Warum sollt ich mich denn grämen? Hab ich doch Christus noch, wer will mir den nehmen? Wer will mir den Himmel rauben, den mir schon Gottes Sohn beigelegt im Glauben?
Liebe Brüder und Schwestern,
das Lied „Warum sollt ich mich denn grämen“ trägt im Original die Überschrift: „Christliches Freudenlied“. Ein Freudenlied ist bei Paul Gerhard, den man den „Botschafter der Freude“ genannt hat, nichts Ungewöhnliches. „Fröhlich soll mein Herze springen“, heißt es zu Weihnachten, „Auf, auf, mein Herz, mit Freuden“ zu Ostern. Und selbst bei der Betrachtung des Leidens Christi drängt es Paul Gerhard zu sagen: „Es dient zu meinen Freuden und tut mir herzlich wohl…“
Es ist eine Sache, angesichts der Weihnachts- und der Osterbotschaft zur Freude zu ermuntern. Es ist aber was ganz anderes, diese Freude im alltäglichen Leben durchzuhalten. Ihr werdet mir sicherlich Recht geben. Im Alltag der Verlassenheit und des Streites, der Krankheit und des Todes, des Krieges und der Pandemie, da ist uns weniger danach zumute, ein fröhliches „Halleluja!“ zu singen. Vielmehr erklingt ein trauriges und enttäuschtes „Warum?“ Warum habt ihr mir das angetan? Warum musste das gerade mir geschehen? Warum hat Gott das zugelassen? Ihr kennt die Fragen…
Gott sei Dank, wir dürfen so fragen und klagen! Die Psalmen tun es ja auch. So in Psalm 42: „Warum hast du mein vergessen? Warum muss ich so traurig gehen, wenn mein Feind mich drängt?“ Oder, wie Jesus es so eindringlich betet, aus Psalm 22: „Mein Gott, mein Gott, warum hast du mich verlassen?“ Warum?
Wir wollen sehen, ob Paul Gerhard uns heute morgen aus dem grauen Alltag zur Freude führen kann. Ob er Wort hält mit der anspruchsvollen Überschrift „Christliches Freudenlied“.
Wir singen die erste Strophe – 545, Vers 1.
Warum? Paul Gerhard fragt nicht Gott oder die anderen, sondern sich selbst: „Warum?“ Aber er fragt sich: „Warum sollt ich mich denn grämen?“ Kann ich denn ernsthaft so fragen und klagen wie die anderen, die meinen, mit Gott, mit dem Schicksal und den Mitmenschen richten zu können? Ist nicht der, der mein Leben in der Hand hat, auf meiner Seite? Ja „habe“ ich ihn nicht so gewiss, wie ich nur etwas haben kann?

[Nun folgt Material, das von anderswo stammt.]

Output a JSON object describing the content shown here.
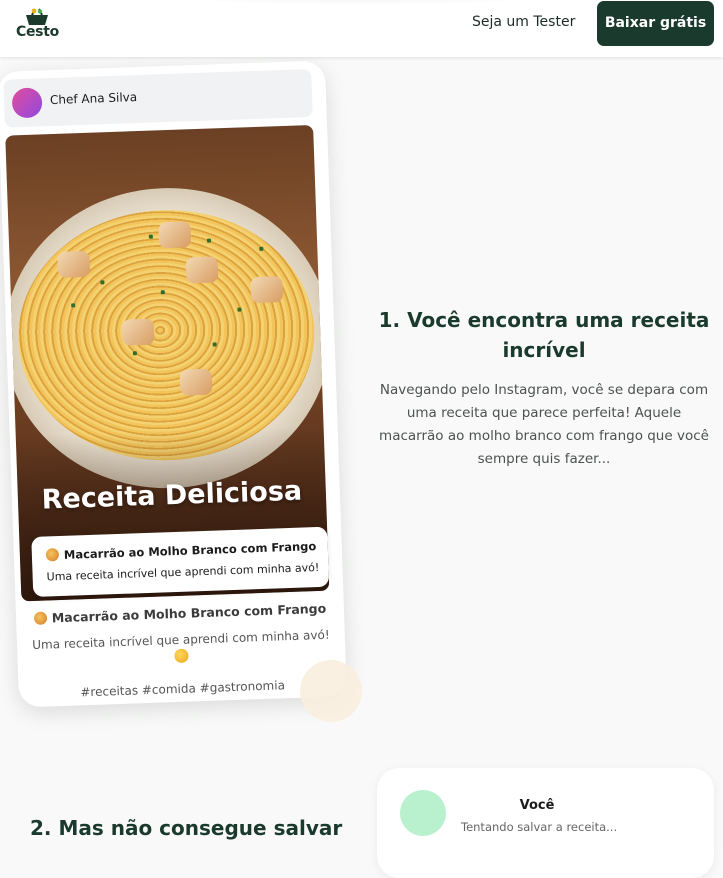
{
  "header": {
    "logo_text": "Cesto",
    "tester_link": "Seja um Tester",
    "download_button": "Baixar grátis"
  },
  "phone": {
    "profile_name": "Chef Ana Silva",
    "photo_title": "Receita Deliciosa",
    "inner_caption": {
      "title": "Macarrão ao Molho Branco com Frango",
      "description": "Uma receita incrível que aprendi com minha avó!"
    },
    "caption": {
      "title": "Macarrão ao Molho Branco com Frango",
      "description": "Uma receita incrível que aprendi com minha avó!",
      "hashtags": "#receitas #comida #gastronomia"
    }
  },
  "step1": {
    "title": "1. Você encontra uma receita incrível",
    "body": "Navegando pelo Instagram, você se depara com uma receita que parece perfeita! Aquele macarrão ao molho branco com frango que você sempre quis fazer..."
  },
  "step2": {
    "title": "2. Mas não consegue salvar",
    "chat": {
      "name": "Você",
      "status": "Tentando salvar a receita..."
    }
  },
  "colors": {
    "brand_dark": "#1b3a2e",
    "avatar_you": "#b9f1cf",
    "avatar_ana_start": "#e24c9c",
    "avatar_ana_end": "#8f4ae0"
  },
  "icons": [
    "basket-logo-icon",
    "pasta-emoji-icon",
    "smile-emoji-icon"
  ]
}
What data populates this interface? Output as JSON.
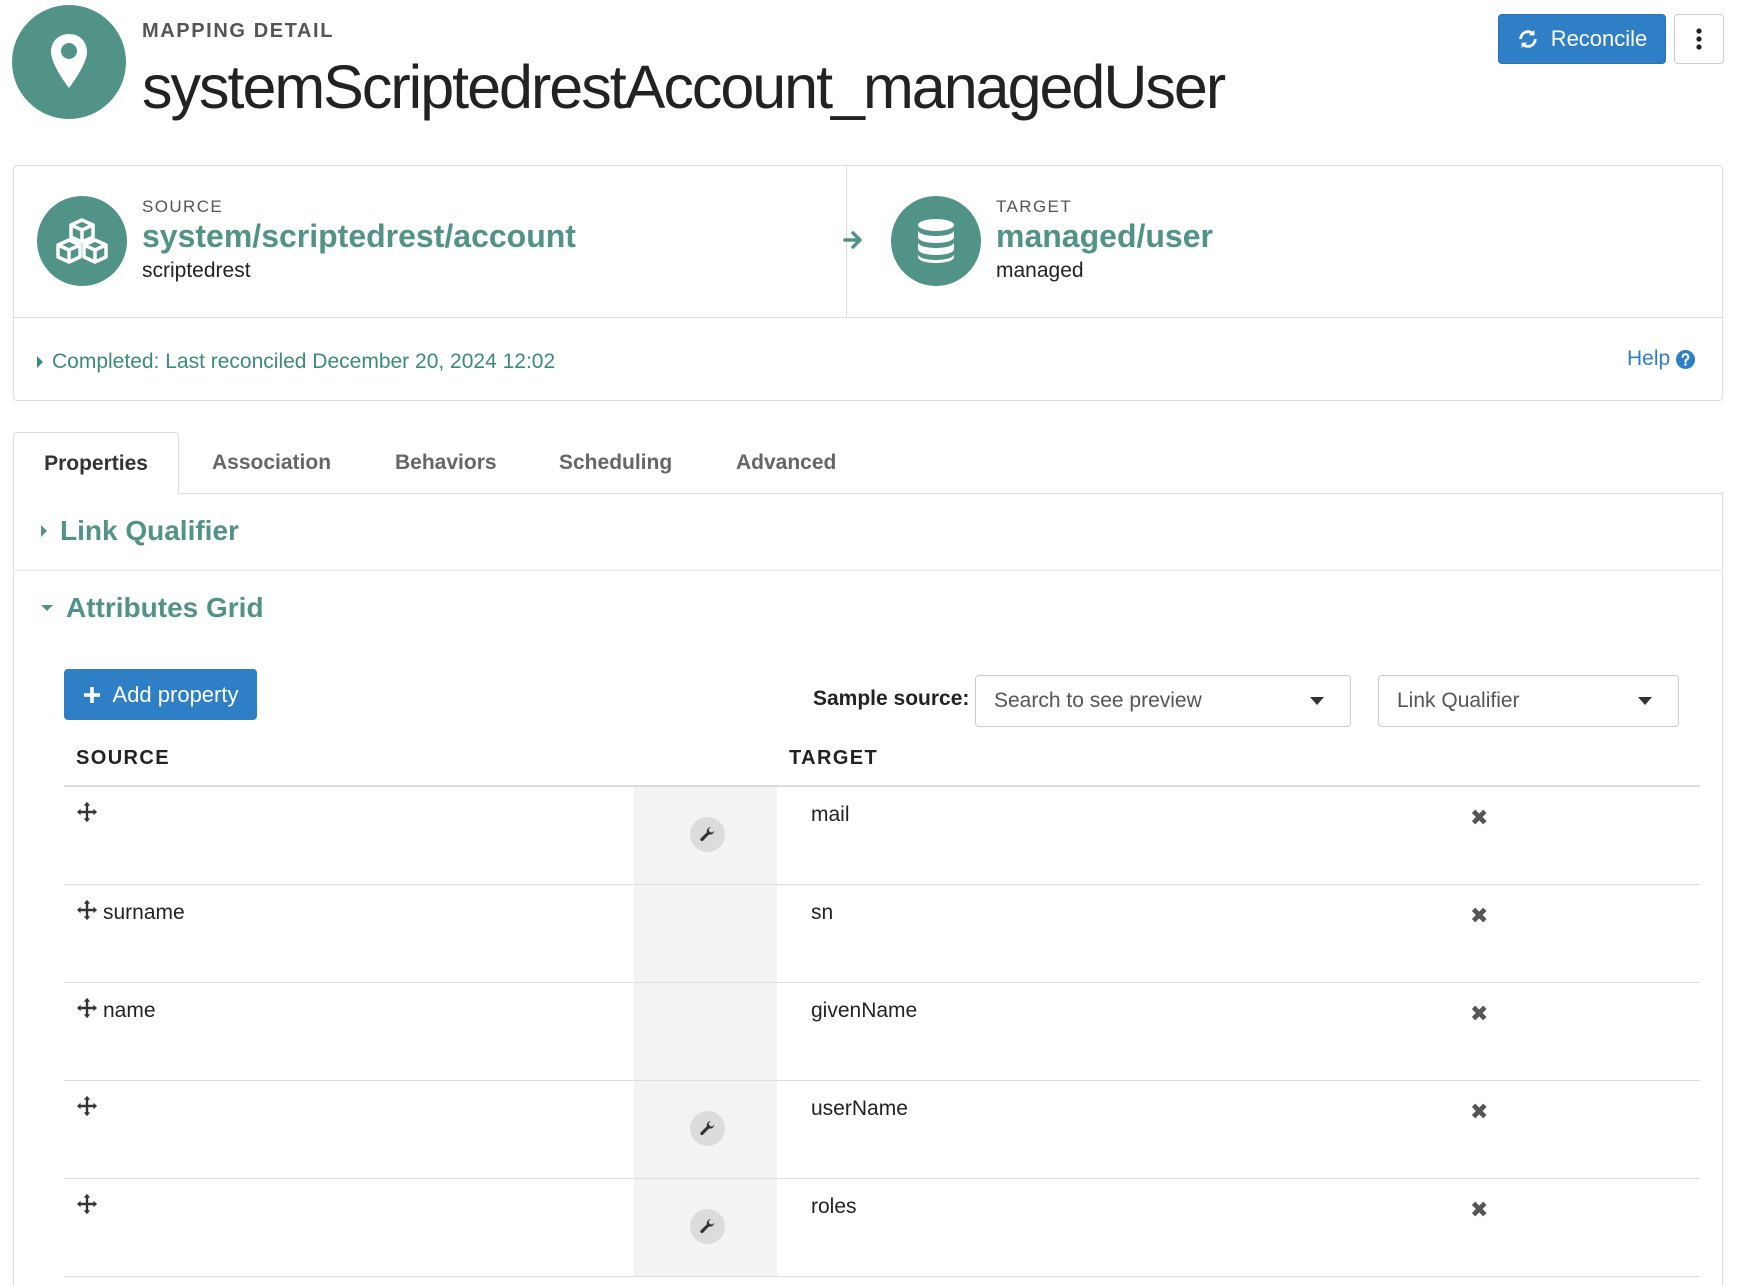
{
  "header": {
    "kicker": "MAPPING DETAIL",
    "title": "systemScriptedrestAccount_managedUser",
    "icon": "map-marker-icon",
    "reconcile_label": "Reconcile"
  },
  "source": {
    "kicker": "SOURCE",
    "name": "system/scriptedrest/account",
    "type": "scriptedrest",
    "icon": "cubes-icon"
  },
  "target": {
    "kicker": "TARGET",
    "name": "managed/user",
    "type": "managed",
    "icon": "database-icon"
  },
  "status": {
    "text": "Completed: Last reconciled December 20, 2024 12:02",
    "help_label": "Help"
  },
  "tabs": [
    {
      "label": "Properties",
      "active": true
    },
    {
      "label": "Association",
      "active": false
    },
    {
      "label": "Behaviors",
      "active": false
    },
    {
      "label": "Scheduling",
      "active": false
    },
    {
      "label": "Advanced",
      "active": false
    }
  ],
  "sections": {
    "link_qualifier": "Link Qualifier",
    "attributes_grid": "Attributes Grid"
  },
  "grid": {
    "add_property_label": "Add property",
    "sample_source_label": "Sample source:",
    "sample_source_placeholder": "Search to see preview",
    "link_qualifier_select": "Link Qualifier",
    "col_source": "SOURCE",
    "col_target": "TARGET",
    "rows": [
      {
        "source": "",
        "target": "mail",
        "has_transform": true
      },
      {
        "source": "surname",
        "target": "sn",
        "has_transform": false
      },
      {
        "source": "name",
        "target": "givenName",
        "has_transform": false
      },
      {
        "source": "",
        "target": "userName",
        "has_transform": true
      },
      {
        "source": "",
        "target": "roles",
        "has_transform": true
      }
    ]
  },
  "colors": {
    "teal": "#519387",
    "blue": "#2f7fc7"
  }
}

„Herr, wenn ich nur dich habe, so frage ich nichts nach Himmel und Erde,“ singt der Psalmist. „Hab ich doch Christum noch“ Paul Gerhard.
Das ist, logisch betrachtet, keine Antwort auf alle die Fragen, die uns bedrängen. Aber logisch befriedigende Antworten werden wir nie darauf bekommen. Die Welt ist nicht aufrechenbar. Und wenn ich die verschlungenen Wege meines Lebens betrachte, werde ich immer ratlos bleiben.
Aber, diese Wege muss ich ja nun gehen – ob ich will oder nicht! Und für Paul Gerhard ist die Frage nun nicht: „Warum soll ich diesen Weg gehen?“, sondern „mit wem gehe ich ihn“? Und so singt er: „hab ich doch Christum noch“ – und mit ihm die Hoffnung, ewig bei ihm sein zu können! Niemals allein sein zu müssen! Immer geborgen zu sein, egal, wie die Umstände grad sind! Ist das nicht wunderbar?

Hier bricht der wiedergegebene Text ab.